I am offering this because people always say that men like this dont change. But my experience was different. The way things changed was that I went to a counselor through my employer EAP. I did 6 sessions focused on communicating boundaries. The therapist told me it wouldn't work and I was in danger. But I said, okay, let's pretend it will work and approach it like that. She taught me things like to tell him during a calm time that I wasnt okay with being screamed at, and the next time he screamed, I would not talk to him for 12 hours. I thought he'd scream at me just for telling him this, but he didn't. It worked. He'd call and scream and I'd remind him that if he screamed, we needed 12 hours incommunicado to cool off. This really seemed to break whatever cycle we were in.
I came here to DCUM right before all that. I don't really know what a normal relationship is like. So I asked people how often is normal for a man to scream at his wife, call names, punch walls, throw things etc. And every person said it's not normal. I felt appreciative for that insight. But I also felt like I was alone on an island, speaking a language no one could understand. OP, you're not alone. Your dream of a family and happy marriage is important and you deserve it. It is still possible, even with the circumstances you currently face. He can be better, it is possible for people to change. But prioritize changing this dynamic NOW.
Anonymous wrote:Every time my DH and I bicker even the slightest, he resorts to name calling and giving me the middle finger. We will have disagreements about who is dropping the baby at daycare that day, and he’ll end up calling me a psycho and giving me the middle finger.
He is constantly using insults that are specific to women and their mental health: psycho, rage case, hysterical, b*, etc. I have asked him time and time again to stop, especially with the very pointed mental health insults. I struggled with postpartum depression for months after our baby was born, and it is very fresh.
At this point, I’m tired of it. I’m tired of being called psycho for expressing any emotional response. I try my hardest to let his insults roll off my back, but maybe that’s why it keeps happening? Maybe I should show him what psycho looks like instead of just crying at the kitchen sink.
WWYD?
Anonymous wrote:Anonymous wrote:Before divorce or therapy, try setting a specific boundary.

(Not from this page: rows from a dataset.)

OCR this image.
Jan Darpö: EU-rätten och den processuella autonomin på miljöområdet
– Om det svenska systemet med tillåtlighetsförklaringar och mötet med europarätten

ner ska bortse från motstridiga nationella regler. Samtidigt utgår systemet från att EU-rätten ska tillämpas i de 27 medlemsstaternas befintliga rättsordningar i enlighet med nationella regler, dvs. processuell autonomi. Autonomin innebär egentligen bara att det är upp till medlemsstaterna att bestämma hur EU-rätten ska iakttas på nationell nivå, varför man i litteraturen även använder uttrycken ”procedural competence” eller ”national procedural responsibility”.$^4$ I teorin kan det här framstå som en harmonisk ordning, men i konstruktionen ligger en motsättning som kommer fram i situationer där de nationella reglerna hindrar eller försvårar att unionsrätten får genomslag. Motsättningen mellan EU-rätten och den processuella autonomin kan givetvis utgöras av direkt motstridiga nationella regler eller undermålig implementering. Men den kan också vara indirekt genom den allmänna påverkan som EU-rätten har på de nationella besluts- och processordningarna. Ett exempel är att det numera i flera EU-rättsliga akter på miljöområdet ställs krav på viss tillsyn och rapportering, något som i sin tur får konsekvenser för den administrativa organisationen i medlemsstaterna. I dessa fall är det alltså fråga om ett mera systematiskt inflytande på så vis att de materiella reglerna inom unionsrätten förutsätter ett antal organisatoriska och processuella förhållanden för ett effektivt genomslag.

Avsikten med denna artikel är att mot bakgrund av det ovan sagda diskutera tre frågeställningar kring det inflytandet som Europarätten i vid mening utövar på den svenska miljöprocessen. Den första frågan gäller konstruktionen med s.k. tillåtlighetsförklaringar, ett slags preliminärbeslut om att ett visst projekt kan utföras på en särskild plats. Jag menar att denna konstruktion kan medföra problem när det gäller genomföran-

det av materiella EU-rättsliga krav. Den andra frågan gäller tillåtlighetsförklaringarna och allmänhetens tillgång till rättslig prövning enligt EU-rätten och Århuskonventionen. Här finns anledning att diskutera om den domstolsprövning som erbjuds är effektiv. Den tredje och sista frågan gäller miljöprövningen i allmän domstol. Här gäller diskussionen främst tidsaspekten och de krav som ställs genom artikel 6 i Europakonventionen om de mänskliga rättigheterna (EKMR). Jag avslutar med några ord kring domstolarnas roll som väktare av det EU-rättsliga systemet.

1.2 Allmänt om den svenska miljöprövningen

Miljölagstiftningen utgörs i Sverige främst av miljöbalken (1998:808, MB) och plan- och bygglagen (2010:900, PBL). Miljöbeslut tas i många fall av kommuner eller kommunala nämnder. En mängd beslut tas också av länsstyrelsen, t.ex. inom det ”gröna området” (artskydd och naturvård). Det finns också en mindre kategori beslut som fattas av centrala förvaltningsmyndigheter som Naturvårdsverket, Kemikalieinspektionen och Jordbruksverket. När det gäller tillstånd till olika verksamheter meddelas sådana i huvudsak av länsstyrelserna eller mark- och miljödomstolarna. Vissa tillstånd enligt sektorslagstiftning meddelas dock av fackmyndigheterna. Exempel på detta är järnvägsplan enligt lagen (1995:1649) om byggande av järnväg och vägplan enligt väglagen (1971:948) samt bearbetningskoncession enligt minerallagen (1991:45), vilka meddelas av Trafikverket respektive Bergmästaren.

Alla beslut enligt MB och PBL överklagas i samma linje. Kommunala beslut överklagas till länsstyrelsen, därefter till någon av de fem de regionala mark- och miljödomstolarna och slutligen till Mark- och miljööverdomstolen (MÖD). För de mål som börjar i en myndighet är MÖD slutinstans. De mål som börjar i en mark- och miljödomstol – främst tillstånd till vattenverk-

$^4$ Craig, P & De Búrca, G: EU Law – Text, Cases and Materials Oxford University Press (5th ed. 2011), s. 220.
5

"Hey DH. We've discussed many times you not flinging insults, using the middle finger, and threatening divorce when we disagree. I just wanted to let you know that if that happens again, I'm going to leave the room/house/whatever. It means a lot to me not to hear those words. That's just how I am."
See how the boundary is about what you want, not about him? It's clear, it's not an insult, so he should be able to take it well (if he doesn't, that's a big flag).
Then try it several times. If he doesn't let you enforce the boundary - for example if he follows you around the house calling you psycho - that's another really big red flag.
In the meantime, document everything. You have a pretty good case for cruelty in family court, but you need it in court-admissible format. Dates and times with specific but emotion-free descriptions of what happened. What he's doing is straight up verbal and emotional abuse since it's a pattern. If he can't/won't stop when you enforce a boundary, that's a really big flag.
OP: When we had a newborn and were very sleep deprived and stressed, he got into a habit of saying “f*** you” to me when we were fighting. I told him it was a boundary for me, and I wouldn’t tolerate being spoken to like that. I told him to never do it again. It happened again. And again. I eventually told him if he said it to me again, I would file for divorce. Of course, it happened again. And again.